Attendees at this year’s Australian Cotton Conference on the country’s Gold Coast got a fascinating glimpse into what the next decade or two may have in store for the cotton industry.
Business futurist Morris Miselowski told the crowd that the next decade will produce the equivalent of one hundred years of change, and this century will see more change than the previous 10 centuries combined.
Such sweeping developments will, of course, change the face of the cotton industry. For example, he predicts that within a decade, farmers will be able to “print” spare parts for their machinery and be using driverless tractors. Sending emails will be a thing of the past, and people will be flying in airplanes powered by electricity rather than jet fuel.
Miselowski believes the changes coming to the cotton industry can be grouped into three main categories:
- The technology we use to grow cotton. In the future, growers will be much more reliant on digital technology. “A decade ago, a farmer may have had a mobile phone that may have been able to make a phone call (if there was service), and the computer was something [that stayed] back in the office,” he said. “But today, a farmer is likely to have two or more digital devices on their machines, feeding them a constant source of information. This [data] gives farmers much more empirical information, and they will be able to use that with their intuitive senses, to make better decisions.”
- The things we make from cotton. Miselowski believes that cotton will eventually be used in a wide range of utilitarian clothing. This next generation of working apparel will be able to do things such as measure a body’s vital signs and adjust automatically for changes in temperature.
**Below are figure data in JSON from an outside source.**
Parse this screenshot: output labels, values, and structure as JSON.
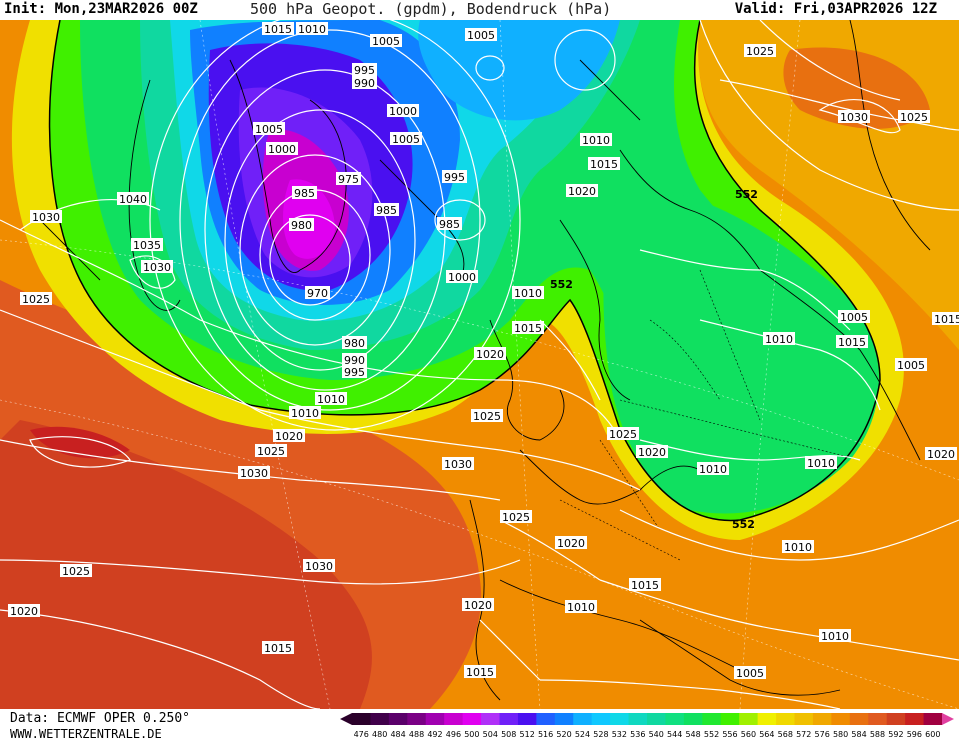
{
  "header": {
    "init": "Init: Mon,23MAR2026 00Z",
    "title": "500 hPa Geopot. (gpdm), Bodendruck (hPa)",
    "valid": "Valid: Fri,03APR2026 12Z"
  },
  "footer": {
    "source": "Data: ECMWF OPER 0.250°",
    "website": "WWW.WETTERZENTRALE.DE"
  },
  "colors": {
    "c476": "#3a003a",
    "c488": "#7a0085",
    "c496": "#e000f0",
    "c504": "#4a10f0",
    "c512": "#2060ff",
    "c520": "#10b0ff",
    "c528": "#10d8e8",
    "c536": "#10d8a0",
    "c544": "#10e060",
    "c552": "#40f000",
    "c560": "#f0f000",
    "c568": "#f0c000",
    "c576": "#f08c00",
    "c584": "#e05a20",
    "c592": "#c82020",
    "c600": "#a00040",
    "isobar": "#ffffff",
    "coast": "#000000",
    "contour552": "#000000"
  },
  "scale": {
    "labels": [
      "476",
      "480",
      "484",
      "488",
      "492",
      "496",
      "500",
      "504",
      "508",
      "512",
      "516",
      "520",
      "524",
      "528",
      "532",
      "536",
      "540",
      "544",
      "548",
      "552",
      "556",
      "560",
      "564",
      "568",
      "572",
      "576",
      "580",
      "584",
      "588",
      "592",
      "596",
      "600"
    ],
    "colors": [
      "#2a002a",
      "#40004a",
      "#5a006a",
      "#7a0085",
      "#a000b0",
      "#c800d0",
      "#e000f0",
      "#b030f8",
      "#7020f8",
      "#4a10f0",
      "#2060ff",
      "#1080ff",
      "#10b0ff",
      "#10c8ff",
      "#10d8e8",
      "#10d8c0",
      "#10d8a0",
      "#10e080",
      "#10e060",
      "#20e830",
      "#40f000",
      "#a0f000",
      "#f0f000",
      "#f0d800",
      "#f0c000",
      "#f0a800",
      "#f08c00",
      "#e87010",
      "#e05a20",
      "#d04020",
      "#c82020",
      "#a00040"
    ]
  },
  "isobar_labels": [
    {
      "text": "1015"
    },
    {
      "text": "1010"
    },
    {
      "text": "1005"
    },
    {
      "text": "1005"
    },
    {
      "text": "1025"
    },
    {
      "text": "995"
    },
    {
      "text": "990"
    },
    {
      "text": "1005"
    },
    {
      "text": "1000"
    },
    {
      "text": "1000"
    },
    {
      "text": "1005"
    },
    {
      "text": "1010"
    },
    {
      "text": "1030"
    },
    {
      "text": "1025"
    },
    {
      "text": "975"
    },
    {
      "text": "985"
    },
    {
      "text": "995"
    },
    {
      "text": "1015"
    },
    {
      "text": "1020"
    },
    {
      "text": "1040"
    },
    {
      "text": "985"
    },
    {
      "text": "980"
    },
    {
      "text": "985"
    },
    {
      "text": "1030"
    },
    {
      "text": "1035"
    },
    {
      "text": "1030"
    },
    {
      "text": "970"
    },
    {
      "text": "1000"
    },
    {
      "text": "1010"
    },
    {
      "text": "1025"
    },
    {
      "text": "980"
    },
    {
      "text": "990"
    },
    {
      "text": "995"
    },
    {
      "text": "1015"
    },
    {
      "text": "1020"
    },
    {
      "text": "1010"
    },
    {
      "text": "1010"
    },
    {
      "text": "1005"
    },
    {
      "text": "1010"
    },
    {
      "text": "1015"
    },
    {
      "text": "1020"
    },
    {
      "text": "1025"
    },
    {
      "text": "1030"
    },
    {
      "text": "1030"
    },
    {
      "text": "1025"
    },
    {
      "text": "1025"
    },
    {
      "text": "1020"
    },
    {
      "text": "1020"
    },
    {
      "text": "1030"
    },
    {
      "text": "1020"
    },
    {
      "text": "1015"
    },
    {
      "text": "1010"
    },
    {
      "text": "1015"
    },
    {
      "text": "1010"
    },
    {
      "text": "1020"
    },
    {
      "text": "1025"
    },
    {
      "text": "1015"
    },
    {
      "text": "1005"
    },
    {
      "text": "1010"
    },
    {
      "text": "1005"
    },
    {
      "text": "1010"
    },
    {
      "text": "1010"
    },
    {
      "text": "1020"
    },
    {
      "text": "1015"
    },
    {
      "text": "1025"
    }
  ],
  "contour_labels": [
    "552",
    "552",
    "552"
  ]
}
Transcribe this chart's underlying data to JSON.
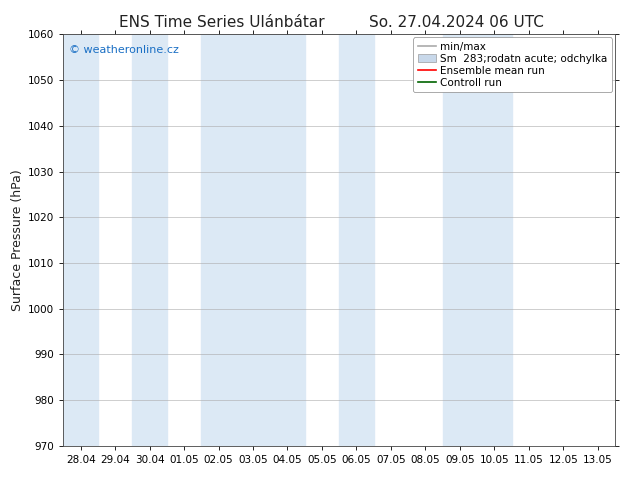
{
  "title_left": "ENS Time Series Ulánbátar",
  "title_right": "So. 27.04.2024 06 UTC",
  "ylabel": "Surface Pressure (hPa)",
  "watermark": "© weatheronline.cz",
  "watermark_color": "#1a6fc4",
  "ylim": [
    970,
    1060
  ],
  "yticks": [
    970,
    980,
    990,
    1000,
    1010,
    1020,
    1030,
    1040,
    1050,
    1060
  ],
  "x_labels": [
    "28.04",
    "29.04",
    "30.04",
    "01.05",
    "02.05",
    "03.05",
    "04.05",
    "05.05",
    "06.05",
    "07.05",
    "08.05",
    "09.05",
    "10.05",
    "11.05",
    "12.05",
    "13.05"
  ],
  "shade_color": "#dce9f5",
  "background_color": "#ffffff",
  "grid_color": "#aaaaaa",
  "legend_entries": [
    {
      "label": "min/max",
      "color": "#aaaaaa",
      "type": "line"
    },
    {
      "label": "Sm  283;rodatn acute; odchylka",
      "color": "#c8d8ea",
      "type": "patch"
    },
    {
      "label": "Ensemble mean run",
      "color": "#ff0000",
      "type": "line"
    },
    {
      "label": "Controll run",
      "color": "#006400",
      "type": "line"
    }
  ],
  "title_fontsize": 11,
  "tick_fontsize": 7.5,
  "ylabel_fontsize": 9,
  "legend_fontsize": 7.5
}
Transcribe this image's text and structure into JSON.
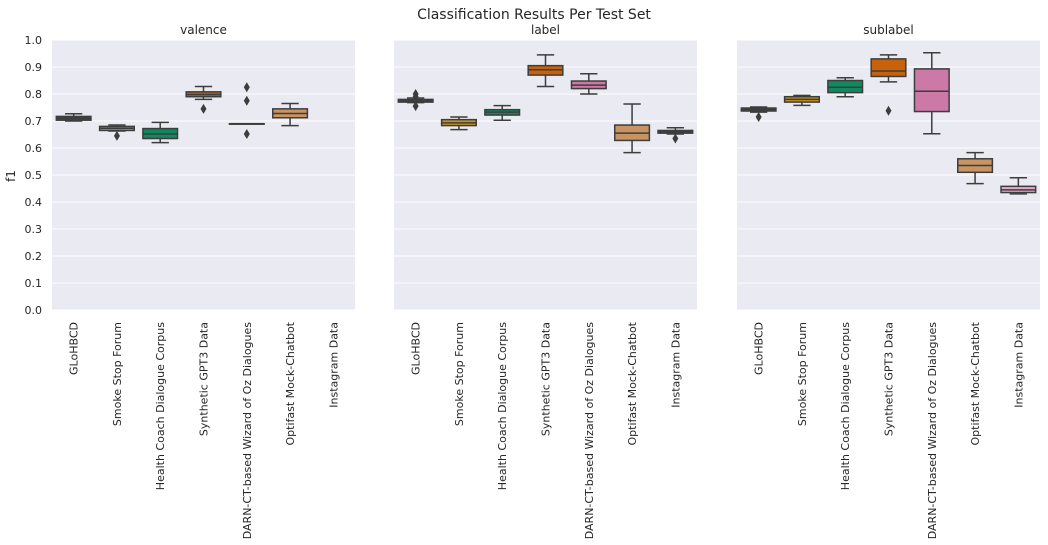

- The people who make up the cotton industry. An increasing number of people will choose a career in agriculture, and they will have a higher degree of qualifications. He also pointed out that people entering the work force today are likely to have six different careers, and a dozen or more jobs, during their lifetimes. “In the 80’s, if I saw that a person had changed jobs three or four times, I would probably have dismissed him as a candidate because he couldn’t stick at a job,” Miselowski said “Today, if someone hasn’t moved about, you wonder about their ability to manage change.”